Purism's movement toward emphasizing the contours of volumetric shapes, becomes more emphasized here, as some of the objects overlap, with the result that they create new formal relationships with the geometric planes in front of and behind them.
Oil on canvas - Kunstmuseum, Basel, Switzerland
Three Women (Le Grand Déjeuner) (1921)
This work depicting three nudes, two of them in the reclining position of an odalisque, in a modern living room replete with ordinary objects, mechanizes and fragments the human figure in order to emphasize the interplay of geometric form.

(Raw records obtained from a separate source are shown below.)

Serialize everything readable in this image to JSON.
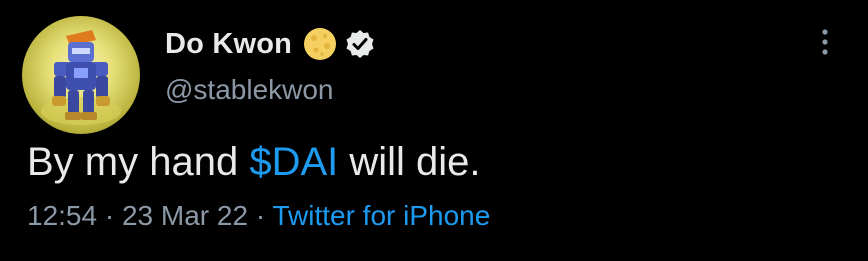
{
  "colors": {
    "background": "#000000",
    "primary_text": "#e7e9ea",
    "secondary_text": "#8b98a5",
    "link": "#1d9bf0",
    "verified_badge": "#e7e9ea",
    "emoji_badge": "#f5d061"
  },
  "author": {
    "avatar_icon": "robot-avatar",
    "display_name": "Do Kwon",
    "emoji_badge_icon": "full-moon-face-emoji",
    "verified_icon": "verified-badge-icon",
    "handle": "@stablekwon"
  },
  "more_button_icon": "vertical-ellipsis-icon",
  "tweet": {
    "text_before": "By my hand ",
    "cashtag": "$DAI",
    "text_after": " will die."
  },
  "meta": {
    "time": "12:54",
    "separator": " · ",
    "date": "23 Mar 22",
    "separator2": " · ",
    "source": "Twitter for iPhone"
  }
}
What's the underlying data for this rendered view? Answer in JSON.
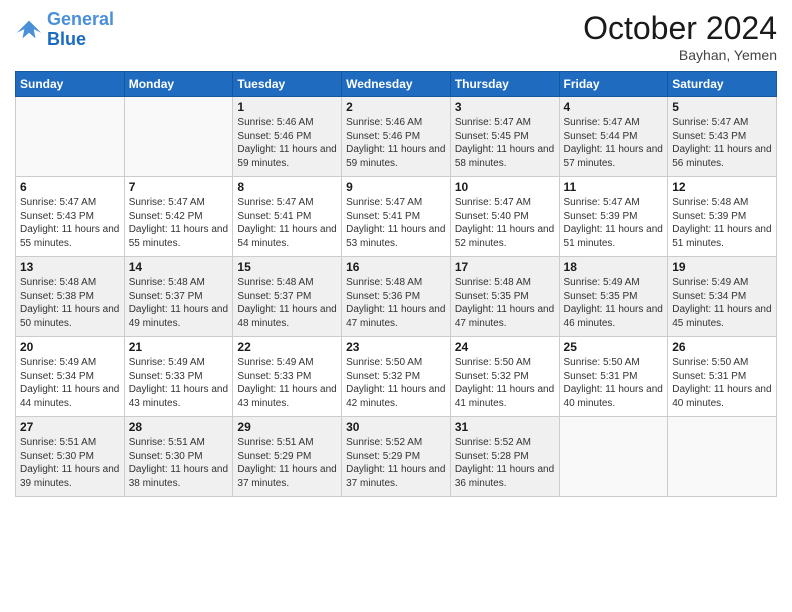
{
  "header": {
    "logo_line1": "General",
    "logo_line2": "Blue",
    "month": "October 2024",
    "location": "Bayhan, Yemen"
  },
  "days_of_week": [
    "Sunday",
    "Monday",
    "Tuesday",
    "Wednesday",
    "Thursday",
    "Friday",
    "Saturday"
  ],
  "weeks": [
    [
      {
        "day": "",
        "info": ""
      },
      {
        "day": "",
        "info": ""
      },
      {
        "day": "1",
        "info": "Sunrise: 5:46 AM\nSunset: 5:46 PM\nDaylight: 11 hours and 59 minutes."
      },
      {
        "day": "2",
        "info": "Sunrise: 5:46 AM\nSunset: 5:46 PM\nDaylight: 11 hours and 59 minutes."
      },
      {
        "day": "3",
        "info": "Sunrise: 5:47 AM\nSunset: 5:45 PM\nDaylight: 11 hours and 58 minutes."
      },
      {
        "day": "4",
        "info": "Sunrise: 5:47 AM\nSunset: 5:44 PM\nDaylight: 11 hours and 57 minutes."
      },
      {
        "day": "5",
        "info": "Sunrise: 5:47 AM\nSunset: 5:43 PM\nDaylight: 11 hours and 56 minutes."
      }
    ],
    [
      {
        "day": "6",
        "info": "Sunrise: 5:47 AM\nSunset: 5:43 PM\nDaylight: 11 hours and 55 minutes."
      },
      {
        "day": "7",
        "info": "Sunrise: 5:47 AM\nSunset: 5:42 PM\nDaylight: 11 hours and 55 minutes."
      },
      {
        "day": "8",
        "info": "Sunrise: 5:47 AM\nSunset: 5:41 PM\nDaylight: 11 hours and 54 minutes."
      },
      {
        "day": "9",
        "info": "Sunrise: 5:47 AM\nSunset: 5:41 PM\nDaylight: 11 hours and 53 minutes."
      },
      {
        "day": "10",
        "info": "Sunrise: 5:47 AM\nSunset: 5:40 PM\nDaylight: 11 hours and 52 minutes."
      },
      {
        "day": "11",
        "info": "Sunrise: 5:47 AM\nSunset: 5:39 PM\nDaylight: 11 hours and 51 minutes."
      },
      {
        "day": "12",
        "info": "Sunrise: 5:48 AM\nSunset: 5:39 PM\nDaylight: 11 hours and 51 minutes."
      }
    ],
    [
      {
        "day": "13",
        "info": "Sunrise: 5:48 AM\nSunset: 5:38 PM\nDaylight: 11 hours and 50 minutes."
      },
      {
        "day": "14",
        "info": "Sunrise: 5:48 AM\nSunset: 5:37 PM\nDaylight: 11 hours and 49 minutes."
      },
      {
        "day": "15",
        "info": "Sunrise: 5:48 AM\nSunset: 5:37 PM\nDaylight: 11 hours and 48 minutes."
      },
      {
        "day": "16",
        "info": "Sunrise: 5:48 AM\nSunset: 5:36 PM\nDaylight: 11 hours and 47 minutes."
      },
      {
        "day": "17",
        "info": "Sunrise: 5:48 AM\nSunset: 5:35 PM\nDaylight: 11 hours and 47 minutes."
      },
      {
        "day": "18",
        "info": "Sunrise: 5:49 AM\nSunset: 5:35 PM\nDaylight: 11 hours and 46 minutes."
      },
      {
        "day": "19",
        "info": "Sunrise: 5:49 AM\nSunset: 5:34 PM\nDaylight: 11 hours and 45 minutes."
      }
    ],
    [
      {
        "day": "20",
        "info": "Sunrise: 5:49 AM\nSunset: 5:34 PM\nDaylight: 11 hours and 44 minutes."
      },
      {
        "day": "21",
        "info": "Sunrise: 5:49 AM\nSunset: 5:33 PM\nDaylight: 11 hours and 43 minutes."
      },
      {
        "day": "22",
        "info": "Sunrise: 5:49 AM\nSunset: 5:33 PM\nDaylight: 11 hours and 43 minutes."
      },
      {
        "day": "23",
        "info": "Sunrise: 5:50 AM\nSunset: 5:32 PM\nDaylight: 11 hours and 42 minutes."
      },
      {
        "day": "24",
        "info": "Sunrise: 5:50 AM\nSunset: 5:32 PM\nDaylight: 11 hours and 41 minutes."
      },
      {
        "day": "25",
        "info": "Sunrise: 5:50 AM\nSunset: 5:31 PM\nDaylight: 11 hours and 40 minutes."
      },
      {
        "day": "26",
        "info": "Sunrise: 5:50 AM\nSunset: 5:31 PM\nDaylight: 11 hours and 40 minutes."
      }
    ],
    [
      {
        "day": "27",
        "info": "Sunrise: 5:51 AM\nSunset: 5:30 PM\nDaylight: 11 hours and 39 minutes."
      },
      {
        "day": "28",
        "info": "Sunrise: 5:51 AM\nSunset: 5:30 PM\nDaylight: 11 hours and 38 minutes."
      },
      {
        "day": "29",
        "info": "Sunrise: 5:51 AM\nSunset: 5:29 PM\nDaylight: 11 hours and 37 minutes."
      },
      {
        "day": "30",
        "info": "Sunrise: 5:52 AM\nSunset: 5:29 PM\nDaylight: 11 hours and 37 minutes."
      },
      {
        "day": "31",
        "info": "Sunrise: 5:52 AM\nSunset: 5:28 PM\nDaylight: 11 hours and 36 minutes."
      },
      {
        "day": "",
        "info": ""
      },
      {
        "day": "",
        "info": ""
      }
    ]
  ]
}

The artist's geometric order, created by a plethora of contrasts between rectangles, squares, circles, and triangles, conveys the dynamic stimulation of modern life, while his depiction of the human form takes on the cylindrical and conical volumes of modern industry. A sense of polished solidity is conveyed, a moment of geometric poise, as if the engine of modern life were caught in one fragmented instance.
In 1920 Léger's work began to reflect the influence of Purism, as he simplified the elements of his composition in favor of a geometric repose that reflected the era's "return to order." As art critic Christopher Knight wrote, he "saw in Purism something both intellectually profound and pragmatically useful for his material practice as a painter. It offered a relevant, exciting conceptual scaffolding." His figurative treatments, here revisiting a traditional subject of Western art, and his bold color palette were a unique contribution to Purism. This work contains elements of both Purist still life, as seen in the objects arranged on the small table, and architectural motifs, as seen in the industrial like cylinders and cones of the human figure, but translated into his unique and powerful idiom, as Knight noted of a 2001 exhibition of the three Purists, "Léger's paintings practically blow Ozenfant's and Corbusier's off the walls."

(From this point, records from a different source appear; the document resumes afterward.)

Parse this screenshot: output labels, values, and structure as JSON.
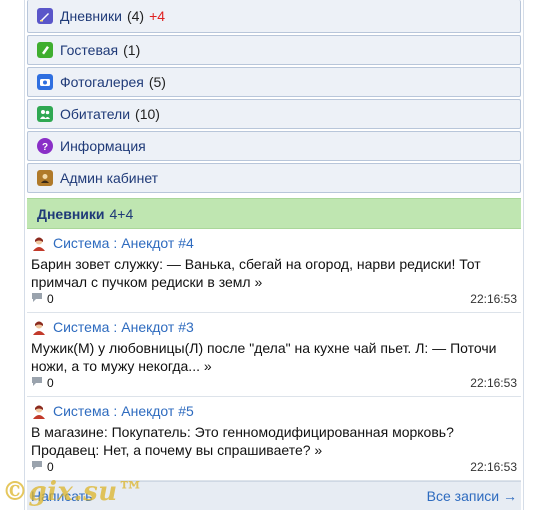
{
  "menu": {
    "items": [
      {
        "label": "Дневники",
        "count": "(4)",
        "plus": "+4",
        "icon": "diary-icon",
        "color": "#5a56c9"
      },
      {
        "label": "Гостевая",
        "count": "(1)",
        "icon": "guestbook-icon",
        "color": "#3fae2f"
      },
      {
        "label": "Фотогалерея",
        "count": "(5)",
        "icon": "camera-icon",
        "color": "#2f6fe0"
      },
      {
        "label": "Обитатели",
        "count": "(10)",
        "icon": "users-icon",
        "color": "#2fa852"
      },
      {
        "label": "Информация",
        "icon": "question-icon",
        "color": "#8a2fc7"
      },
      {
        "label": "Админ кабинет",
        "icon": "admin-icon",
        "color": "#b07a2a"
      }
    ]
  },
  "section": {
    "title": "Дневники",
    "count": "4+4"
  },
  "posts": [
    {
      "author": "Система",
      "title": "Анекдот #4",
      "body": "Барин зовет служку: — Ванька, сбегай на огород, нарви редиски! Тот примчал с пучком редиски в земл »",
      "comments": "0",
      "time": "22:16:53"
    },
    {
      "author": "Система",
      "title": "Анекдот #3",
      "body": "Мужик(М) у любовницы(Л) после \"дела\" на кухне чай пьет. Л: — Поточи ножи, а то мужу некогда... »",
      "comments": "0",
      "time": "22:16:53"
    },
    {
      "author": "Система",
      "title": "Анекдот #5",
      "body": "В магазине: Покупатель: Это генномодифицированная морковь? Продавец: Нет, а почему вы спрашиваете? »",
      "comments": "0",
      "time": "22:16:53"
    }
  ],
  "footer": {
    "write": "Написать",
    "all": "Все записи →"
  },
  "watermark": "©gix.su™"
}
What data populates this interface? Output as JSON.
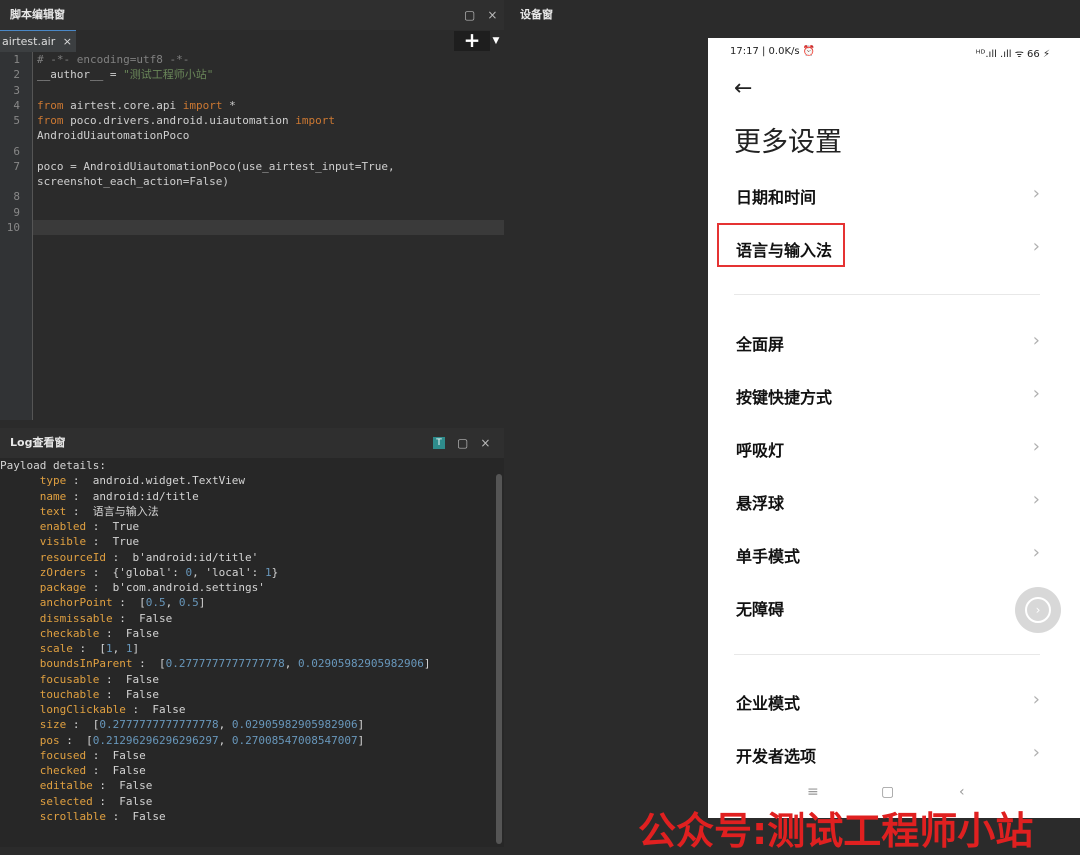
{
  "editor": {
    "title": "脚本编辑窗",
    "tab_label": "airtest.air",
    "tab_close": "×",
    "add_label": "+",
    "add_dropdown": "▼",
    "line_numbers": [
      "1",
      "2",
      "3",
      "4",
      "5",
      "",
      "6",
      "7",
      "",
      "8",
      "9",
      "10"
    ]
  },
  "window_buttons": {
    "restore": "▢",
    "close": "×"
  },
  "log": {
    "title": "Log查看窗",
    "filter_icon": "T",
    "header": "Payload details:",
    "entries": [
      {
        "key": "type",
        "value": "android.widget.TextView"
      },
      {
        "key": "name",
        "value": "android:id/title"
      },
      {
        "key": "text",
        "value": "语言与输入法"
      },
      {
        "key": "enabled",
        "value": "True"
      },
      {
        "key": "visible",
        "value": "True"
      },
      {
        "key": "resourceId",
        "value": "b'android:id/title'"
      },
      {
        "key": "zOrders",
        "value": "{'global': 0, 'local': 1}"
      },
      {
        "key": "package",
        "value": "b'com.android.settings'"
      },
      {
        "key": "anchorPoint",
        "value": "[0.5, 0.5]"
      },
      {
        "key": "dismissable",
        "value": "False"
      },
      {
        "key": "checkable",
        "value": "False"
      },
      {
        "key": "scale",
        "value": "[1, 1]"
      },
      {
        "key": "boundsInParent",
        "value": "[0.2777777777777778, 0.02905982905982906]"
      },
      {
        "key": "focusable",
        "value": "False"
      },
      {
        "key": "touchable",
        "value": "False"
      },
      {
        "key": "longClickable",
        "value": "False"
      },
      {
        "key": "size",
        "value": "[0.2777777777777778, 0.02905982905982906]"
      },
      {
        "key": "pos",
        "value": "[0.21296296296296297, 0.27008547008547007]"
      },
      {
        "key": "focused",
        "value": "False"
      },
      {
        "key": "checked",
        "value": "False"
      },
      {
        "key": "editalbe",
        "value": "False"
      },
      {
        "key": "selected",
        "value": "False"
      },
      {
        "key": "scrollable",
        "value": "False"
      }
    ]
  },
  "device": {
    "title": "设备窗",
    "status_time": "17:17 | 0.0K/s ⏰",
    "status_right": "ᴴᴰ.ıll .ıll ᯤ 66 ⚡",
    "back_arrow": "←",
    "page_title": "更多设置",
    "chevron": "›",
    "items": [
      "日期和时间",
      "语言与输入法",
      "全面屏",
      "按键快捷方式",
      "呼吸灯",
      "悬浮球",
      "单手模式",
      "无障碍",
      "企业模式",
      "开发者选项"
    ],
    "nav": {
      "menu": "≡",
      "home": "▢",
      "back": "‹"
    }
  },
  "watermark": "公众号:测试工程师小站"
}
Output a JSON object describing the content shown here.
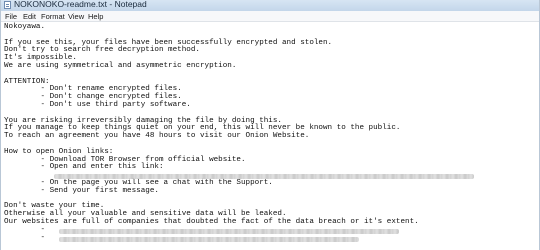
{
  "window": {
    "title": "NOKONOKO-readme.txt - Notepad",
    "icon": "notepad-icon"
  },
  "menu": [
    "File",
    "Edit",
    "Format",
    "View",
    "Help"
  ],
  "document": {
    "lines": [
      "Nokoyawa.",
      "",
      "If you see this, your files have been successfully encrypted and stolen.",
      "Don't try to search free decryption method.",
      "It's impossible.",
      "We are using symmetrical and asymmetric encryption.",
      "",
      "ATTENTION:",
      "        - Don't rename encrypted files.",
      "        - Don't change encrypted files.",
      "        - Don't use third party software.",
      "",
      "You are risking irreversibly damaging the file by doing this.",
      "If you manage to keep things quiet on your end, this will never be known to the public.",
      "To reach an agreement you have 48 hours to visit our Onion Website.",
      "",
      "How to open Onion links:",
      "        - Download TOR Browser from official website.",
      "        - Open and enter this link:",
      "",
      "        - On the page you will see a chat with the Support.",
      "        - Send your first message.",
      "",
      "Don't waste your time.",
      "Otherwise all your valuable and sensitive data will be leaked.",
      "Our websites are full of companies that doubted the fact of the data breach or it's extent.",
      "        -",
      "        -"
    ]
  }
}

Oil on canvas - Museum of Modern Art, New York
Mural Painting (1924-25)
This painting employs ascending red, blue, black, grey and white rectangles to emphasize the vertical energy of the pictorial plane. Most of the shapes are geometrically regular, while the exceptions - the contoured blue vertical on the right and the red vertical in the lower third of the painting - have a silhouette effect. At the same time, two blue rectangles create horizontal movement, reflecting what the artist called "the law of contrasts," so that the forms seem to overlap, receding or expanding in space.

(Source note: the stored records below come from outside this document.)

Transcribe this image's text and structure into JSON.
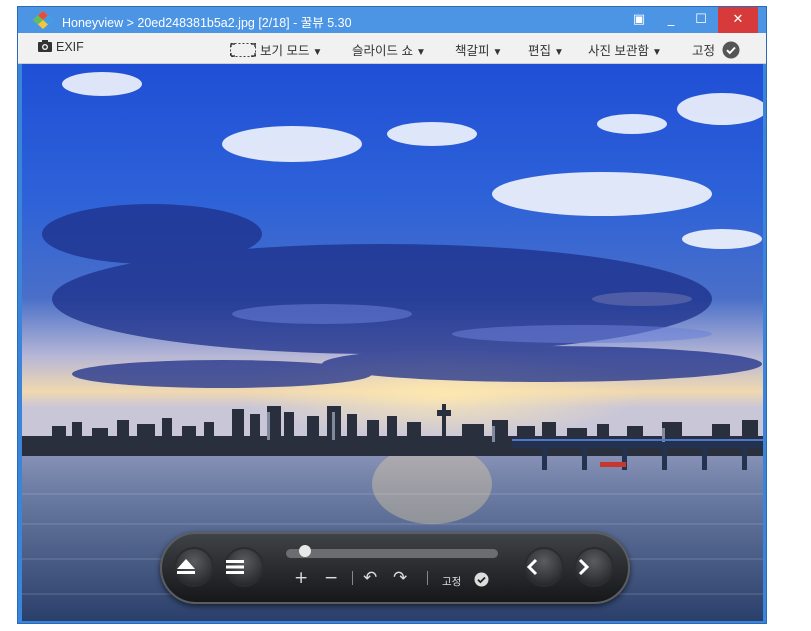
{
  "window": {
    "title": "Honeyview > 20ed248381b5a2.jpg [2/18] - 꿀뷰 5.30",
    "buttons": {
      "pin": "▣",
      "minimize": "_",
      "maximize": "☐",
      "close": "✕"
    }
  },
  "toolbar": {
    "exif_label": "EXIF",
    "view_mode_label": "보기 모드",
    "slideshow_label": "슬라이드 쇼",
    "bookmark_label": "책갈피",
    "edit_label": "편집",
    "photo_vault_label": "사진 보관함",
    "pin_label": "고정",
    "dropdown_arrow": "▼"
  },
  "controls": {
    "pin_label": "고정",
    "zoom_in": "+",
    "zoom_out": "−",
    "rotate_left": "↶",
    "rotate_right": "↷",
    "slider_fraction": 0.06
  },
  "colors": {
    "titlebar": "#4c95e5",
    "close_button": "#d63a3a",
    "toolbar_bg": "#f1f1f1"
  }
}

Léger's use of strong color, and his movement toward abstraction were innovative contributions to Purism. Abandoning the mass-produced object, he turned to "pure colors and geometric forms," and envisioned them as monumental murals for public settings saying, "Abstraction requires large surfaces, walls. There one can organize an architecture and a rhythm." He showed his first mural paintings in the 1925 Pavillon de l'Esprit Nouveau. He would go on to create these types of "paintings in space" for such iconic buildings as the United Nations Headquarters in New York and private clients such as his fireplace piece for Nelson A. Rockeller.